Job 35:7,8; Luke 17:10.
Furthermore, since man, by reason of his fall into sin, had
brought himself under the curse of God's law, it pleased the Lord
to make a covenant of grace, in which He freely offers life and
salvation by Jesus Christ to sinners. On their part He requires
faith in Him that they may be saved, and promises to give His
Holy Spirit to all those who are elected unto eternal life, in order
that they may be made willing and able to believe.
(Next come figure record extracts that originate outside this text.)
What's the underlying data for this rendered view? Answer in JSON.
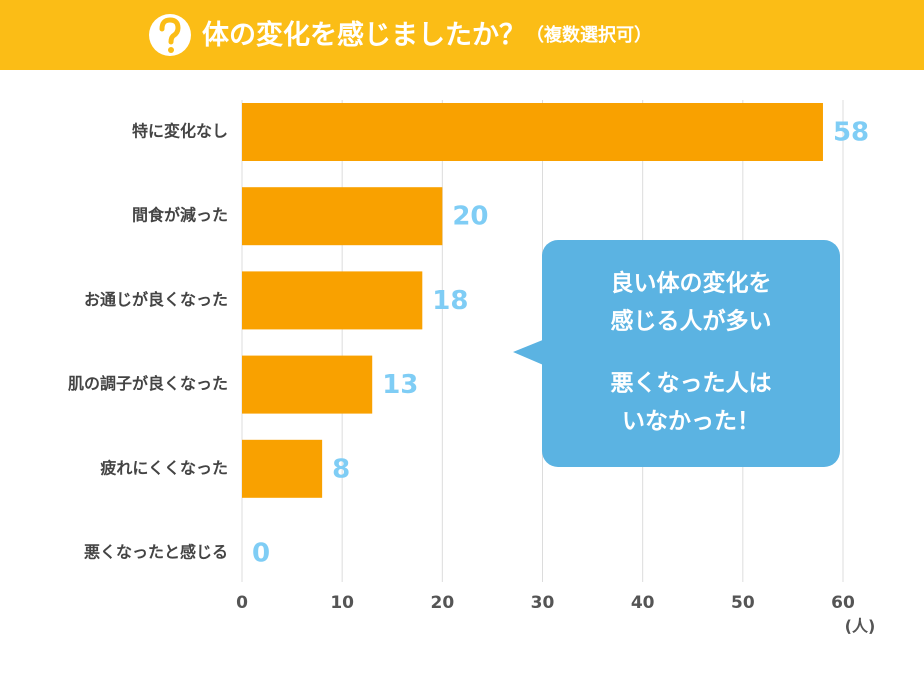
{
  "chart_data": {
    "type": "bar",
    "orientation": "horizontal",
    "title": "体の変化を感じましたか？",
    "subtitle": "（複数選択可）",
    "categories": [
      "特に変化なし",
      "間食が減った",
      "お通じが良くなった",
      "肌の調子が良くなった",
      "疲れにくくなった",
      "悪くなったと感じる"
    ],
    "values": [
      58,
      20,
      18,
      13,
      8,
      0
    ],
    "color": "#f9a100",
    "xlim": [
      0,
      60
    ],
    "xticks": [
      0,
      10,
      20,
      30,
      40,
      50,
      60
    ],
    "x_label": "(人)",
    "grid": true,
    "annotation": [
      "良い体の変化を",
      "感じる人が多い",
      "悪くなった人は",
      "いなかった！"
    ]
  }
}
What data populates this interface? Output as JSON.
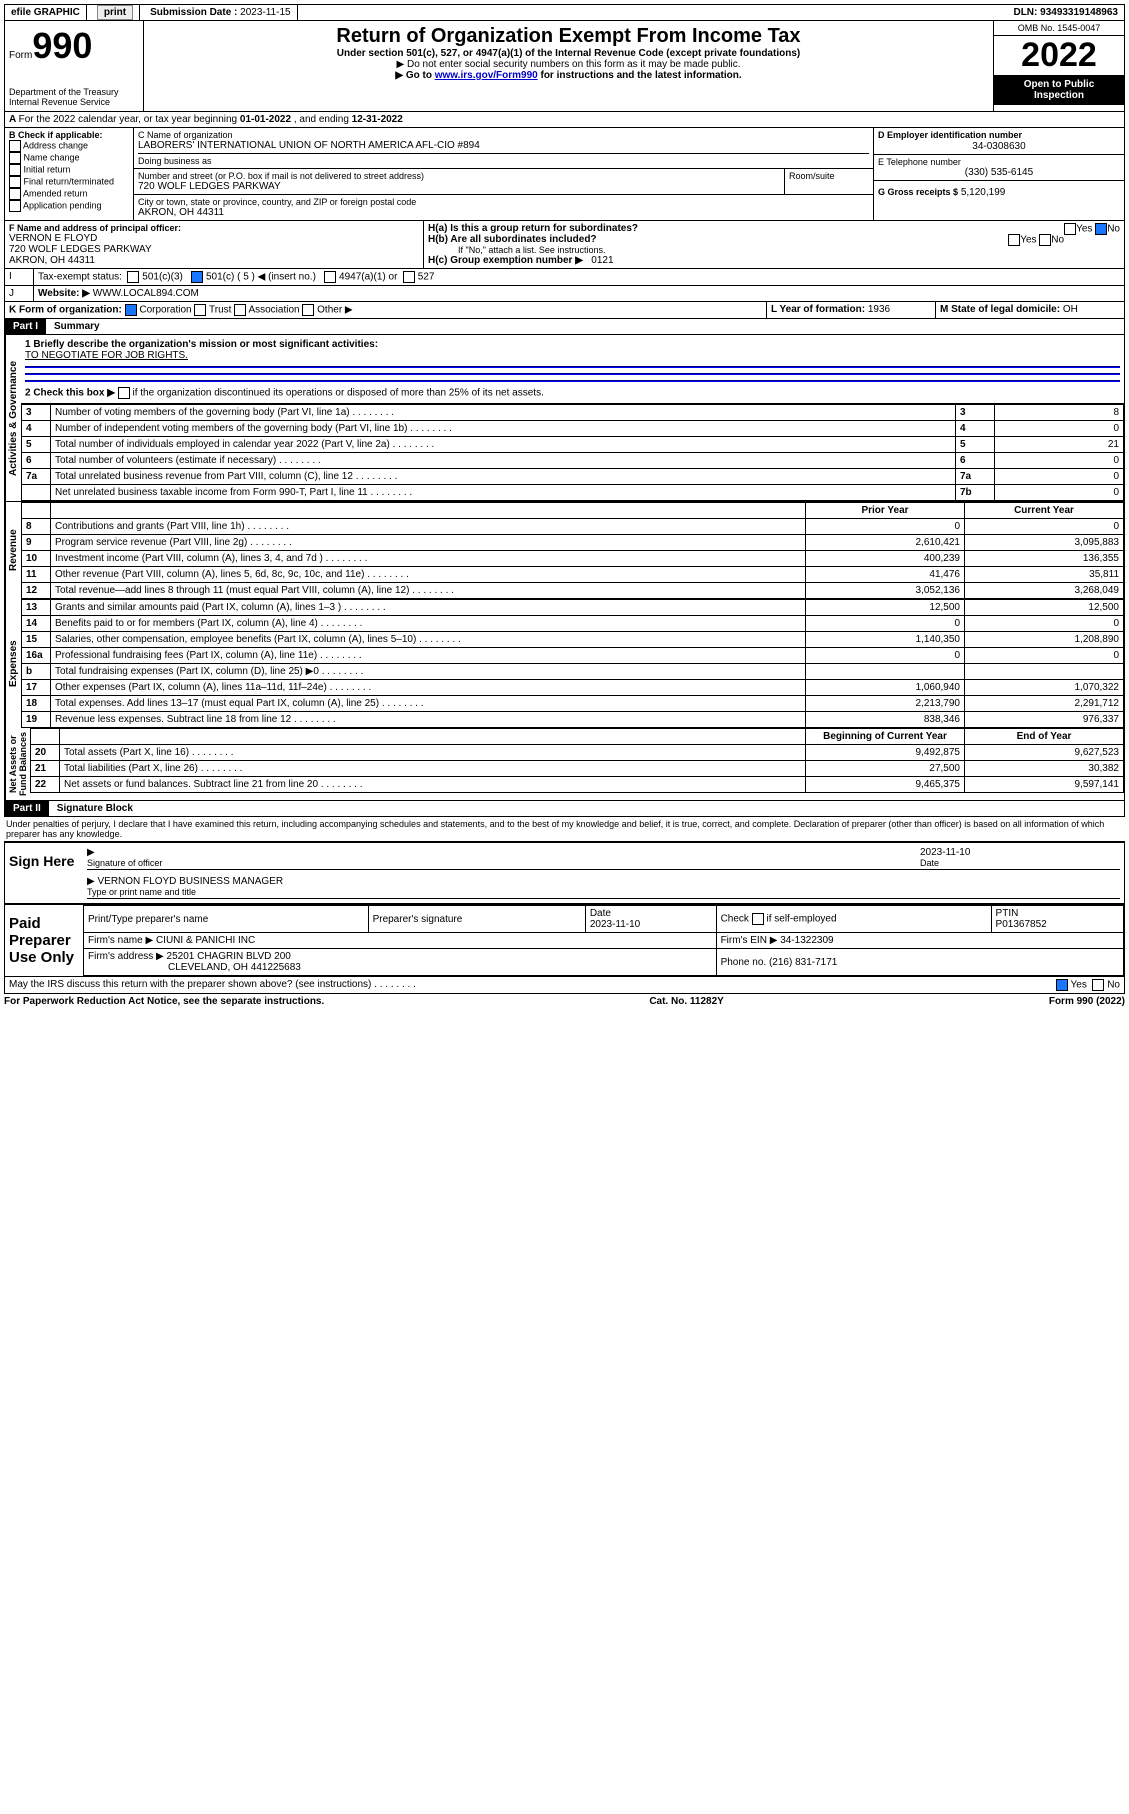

Gen. 2:17; Ps. 110:3; Ezek. 36:26,27; Mark 16:15,16; John 3:16; 6:44,45;
Rom. 3:20,21; 8:3; Gal. 3:10.
God's covenant is revealed in the gospel; in the first place to
Adam in the promise of salvation by 'the seed of the woman', and
afterwards, step by step, until the full revelation of salvation was
completed in the New Testament. The salvation of the elect is
based upon a covenant of redemption that was transacted in
eternity between the Father and the Son; and it is solely through
the grace conveyed by this covenant that all the descendants of
fallen Adam who have been saved have obtained life and a
blessed immortality; for the terms of blessing which applied to
Adam in his state of innocency have no application to his posterity
to render them acceptable to God.
Gen. 3:15; John 8:56; Acts 4:12; Rom. 4:1-5; 2 Tim. 1:9; Titus 1:2; Heb.1:1,2; 11:6,13.